I previously completed some linearity testing as described in Briffidi SW1 Linearity Testing, and I recently repeated the testing with the SW1 intentionally not level.
First, I leveled the device and then raised the rear foot by two turns (1 mm). I took measurements at ten points, as described in the prior post, except I reduced the number of measurements from five to two in each configuration, as five seemed like overkill. Then, I returned the rear foot to level and raised the left-side foot by two turns (1 mm), and repeated the testing.
The plots below show the results of the prior, level testing and the two non-level configurations. For each, I calculated the calibration values in two ways. For Figure 1, similar to the standard calibration procedure, I used the measurements nearest to 150 and 300 kg·cm². For Figure 2, I used the measurements at zero (empty) and nearest to 150 kg·cm².
With the standard calibration, using the measurements nearest to 150 and 300 kg·cm², the deviation is fairly small in the range of normal tennis rackets, regardless of leveling. With the rear raised, the effect of gravity is seen at higher swingweights. Gravity adds to the spring force and reduces the period of oscillation. With the left side raised, there is an effect at low swingweights that I don’t fully understand.
With the 0 and 150 kg·cm² calibration, the non-linearity of the measurements is a bit more apparent. Raising the rear actually seemed to offset some of the non-linearity present when level. Raising the left side seemed to add to it.
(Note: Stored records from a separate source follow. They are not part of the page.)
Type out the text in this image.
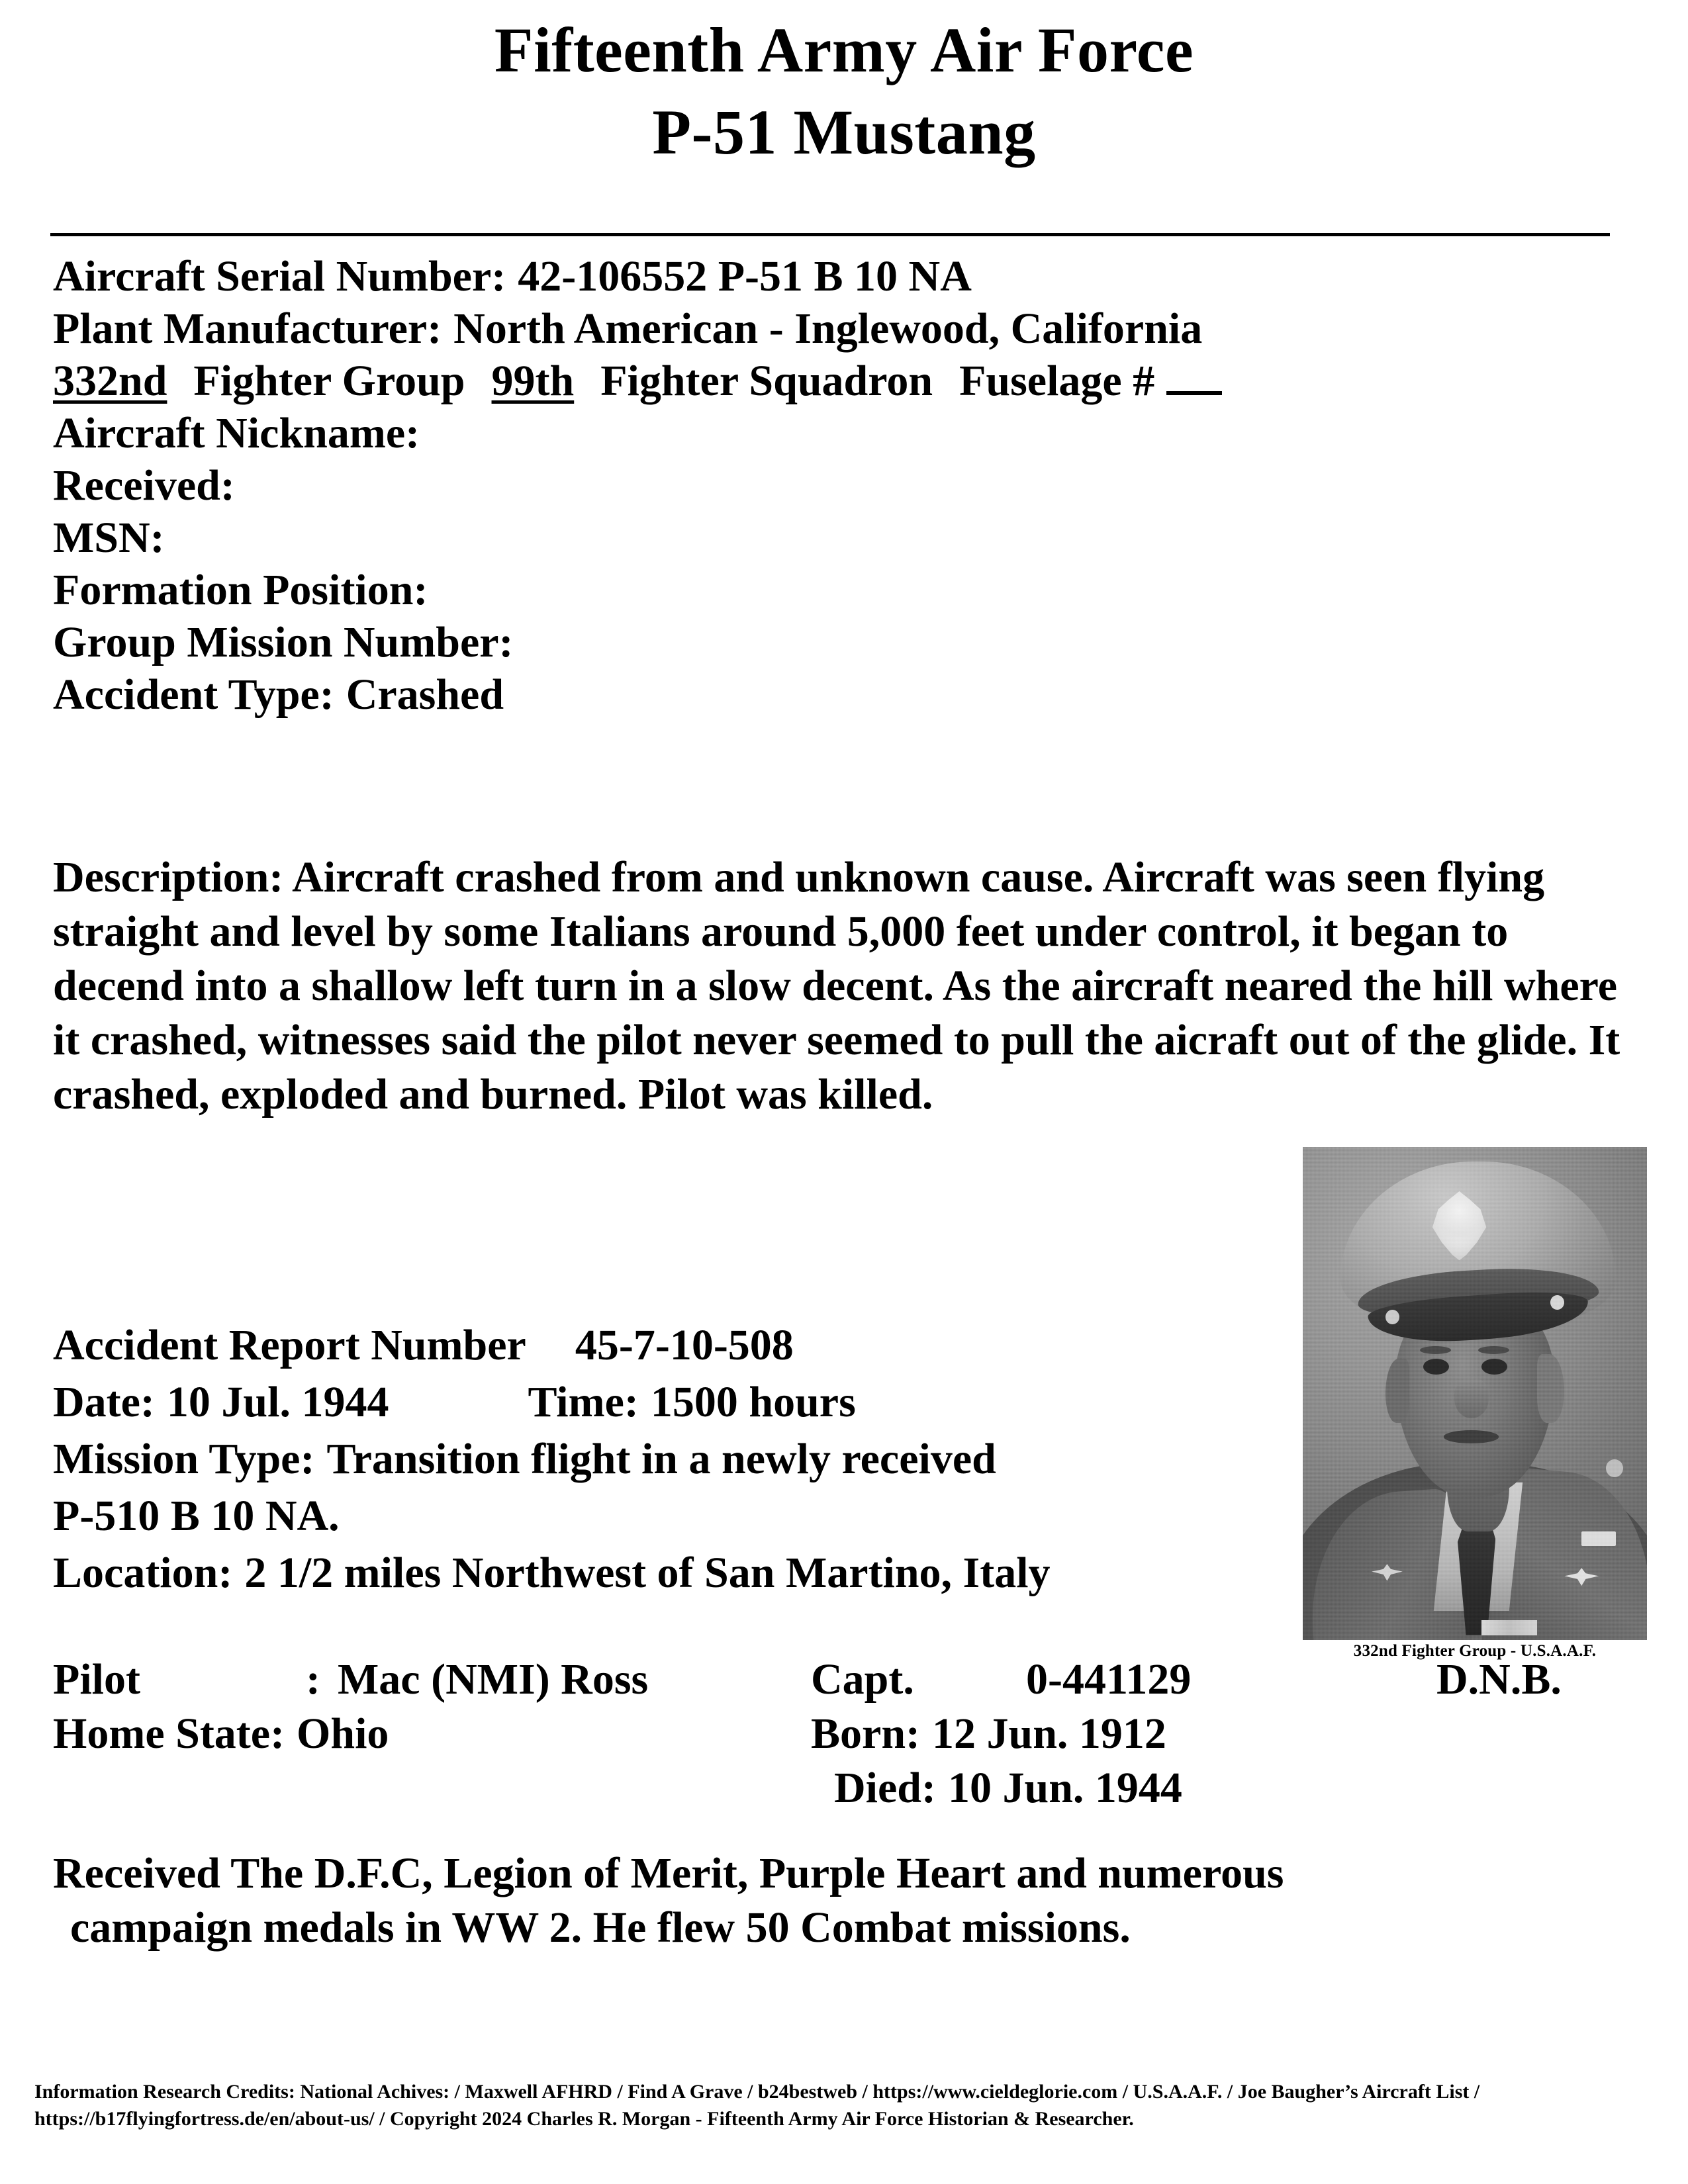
Fifteenth Army Air Force
P-51 Mustang
Aircraft Serial Number: 42-106552 P-51 B 10 NA
Plant Manufacturer: North American - Inglewood, California
332nd Fighter Group 99th Fighter Squadron Fuselage #
Aircraft Nickname:
Received:
MSN:
Formation Position:
Group Mission Number:
Accident Type: Crashed
Description: Aircraft crashed from and unknown cause. Aircraft was seen flying straight and level by some Italians around 5,000 feet under control, it began to decend into a shallow left turn in a slow decent. As the aircraft neared the hill where it crashed, witnesses said the pilot never seemed to pull the aicraft out of the glide. It crashed, exploded and burned. Pilot was killed.
332nd Fighter Group - U.S.A.A.F.
Accident Report Number 45-7-10-508
Date: 10 Jul. 1944	Time: 1500 hours
Mission Type: Transition flight in a newly received
P-510 B 10 NA.
Location: 2 1/2 miles Northwest of San Martino, Italy
Pilot	: Mac (NMI) Ross	Capt.	0-441129	D.N.B.
Home State: Ohio	Born: 12 Jun. 1912
Died: 10 Jun. 1944
Received The D.F.C, Legion of Merit, Purple Heart and numerous
campaign medals in WW 2. He flew 50 Combat missions.
Information Research Credits: National Achives: / Maxwell AFHRD / Find A Grave / b24bestweb / https://www.cieldeglorie.com / U.S.A.A.F. / Joe Baugher’s Aircraft List /
https://b17flyingfortress.de/en/about-us/ / Copyright 2024 Charles R. Morgan - Fifteenth Army Air Force Historian & Researcher.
My take-away is that for measuring typical tennis rackets, calibration does a good job of compensating for leveling error. If you’re going to calibrate after, it’s not necessary to spend much time leveling. If your surface is fairly level, it’s probably fine to just leave the leveling feet all-the-way in. Leveling would still be important if you wanted to move the SW1 and not re-calibrate, perhaps if you were taking the device somewhere without the calibration rod. If the device is level when calibrated and level after being moved, the measurements should be good.